The Conduct Rules need revision to include a requirement that adequate well-being is ensured, not only for compliance, but to bring mental health and wellbeing into the consciousness of the legal culture, and to normalise prevention and care.
The truth is that many law firms think the duty of care box is ticked by providing readings and seminars that are to be accessed during personal time, or an Employee Assistance Program. There is almost no discussion about the low uptake of EAPs, thought to be because lawyers are highly sensitive to privacy and concerned about the negative career impact of being seen as psychologically or emotionally unwell.

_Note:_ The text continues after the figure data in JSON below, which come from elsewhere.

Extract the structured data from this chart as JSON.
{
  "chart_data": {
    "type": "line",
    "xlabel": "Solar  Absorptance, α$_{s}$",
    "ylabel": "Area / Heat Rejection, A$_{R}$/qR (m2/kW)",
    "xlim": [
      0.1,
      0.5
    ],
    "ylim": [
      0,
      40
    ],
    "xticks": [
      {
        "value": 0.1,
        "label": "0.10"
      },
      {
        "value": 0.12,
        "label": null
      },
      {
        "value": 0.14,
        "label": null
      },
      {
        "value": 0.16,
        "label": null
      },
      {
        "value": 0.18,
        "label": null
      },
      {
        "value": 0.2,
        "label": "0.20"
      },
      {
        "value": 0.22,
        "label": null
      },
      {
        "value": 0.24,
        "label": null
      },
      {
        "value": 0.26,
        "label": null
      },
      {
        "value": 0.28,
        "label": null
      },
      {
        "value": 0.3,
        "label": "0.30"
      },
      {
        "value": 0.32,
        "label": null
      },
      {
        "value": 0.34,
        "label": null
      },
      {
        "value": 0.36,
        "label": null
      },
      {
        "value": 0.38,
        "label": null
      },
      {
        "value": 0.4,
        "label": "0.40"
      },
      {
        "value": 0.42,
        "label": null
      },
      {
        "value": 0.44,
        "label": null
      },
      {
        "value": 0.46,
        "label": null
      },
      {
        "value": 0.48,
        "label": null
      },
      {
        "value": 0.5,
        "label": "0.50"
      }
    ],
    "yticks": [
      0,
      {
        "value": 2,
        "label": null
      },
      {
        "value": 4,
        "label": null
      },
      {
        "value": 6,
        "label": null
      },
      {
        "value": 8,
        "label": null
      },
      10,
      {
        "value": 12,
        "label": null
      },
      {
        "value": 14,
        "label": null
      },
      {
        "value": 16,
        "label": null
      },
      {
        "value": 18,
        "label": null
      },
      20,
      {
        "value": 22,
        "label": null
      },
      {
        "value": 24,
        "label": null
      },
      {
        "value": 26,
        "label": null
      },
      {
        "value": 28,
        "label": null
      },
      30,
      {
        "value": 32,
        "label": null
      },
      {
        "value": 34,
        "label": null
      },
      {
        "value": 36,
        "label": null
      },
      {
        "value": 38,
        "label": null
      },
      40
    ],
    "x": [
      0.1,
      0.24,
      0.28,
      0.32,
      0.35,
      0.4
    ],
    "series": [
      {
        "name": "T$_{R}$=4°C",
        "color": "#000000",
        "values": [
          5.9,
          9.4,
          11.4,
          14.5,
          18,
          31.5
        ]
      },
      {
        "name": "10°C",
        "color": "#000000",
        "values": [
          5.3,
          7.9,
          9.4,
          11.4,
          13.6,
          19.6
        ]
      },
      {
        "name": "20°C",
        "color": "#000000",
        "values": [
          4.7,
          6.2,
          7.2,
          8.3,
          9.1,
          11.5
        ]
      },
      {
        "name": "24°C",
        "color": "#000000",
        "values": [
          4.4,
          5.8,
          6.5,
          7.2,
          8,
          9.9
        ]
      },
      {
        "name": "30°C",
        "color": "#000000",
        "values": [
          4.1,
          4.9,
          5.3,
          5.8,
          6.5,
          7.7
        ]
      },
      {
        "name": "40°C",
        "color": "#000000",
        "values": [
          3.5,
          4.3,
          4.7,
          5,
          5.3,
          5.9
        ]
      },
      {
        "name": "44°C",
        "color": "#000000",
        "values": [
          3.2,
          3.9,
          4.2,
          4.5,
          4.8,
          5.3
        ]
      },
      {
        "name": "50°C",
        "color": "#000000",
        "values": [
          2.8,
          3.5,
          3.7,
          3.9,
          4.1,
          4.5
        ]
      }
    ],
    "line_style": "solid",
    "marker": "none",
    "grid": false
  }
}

Best practice must now include attention to the wellbeing state of practitioners, as part of a cultural change that lauds wellness, rather than quietly providing some ambulances at the bottom of the cliff. The responsibility for making that change happen should not lie with individual practitioners, but with employers, supported by a change to the Rules which insist on it. Our profession is very slow to change, and history tells us that when external pressures are applied, that is the greatest driver for change. It took Covid to get lawyers and courts onto Teams and Zoom, it took mandating of Continuing Professional Development to engage the whole profession. It took young innovators and AI to threaten old law models before the profession began to sit up and take notice. A prescriptive model, mandating that law firms provide debriefing and wellness education, simultaneously with other structural reforms, will be on the right side of history. It’s been long enough.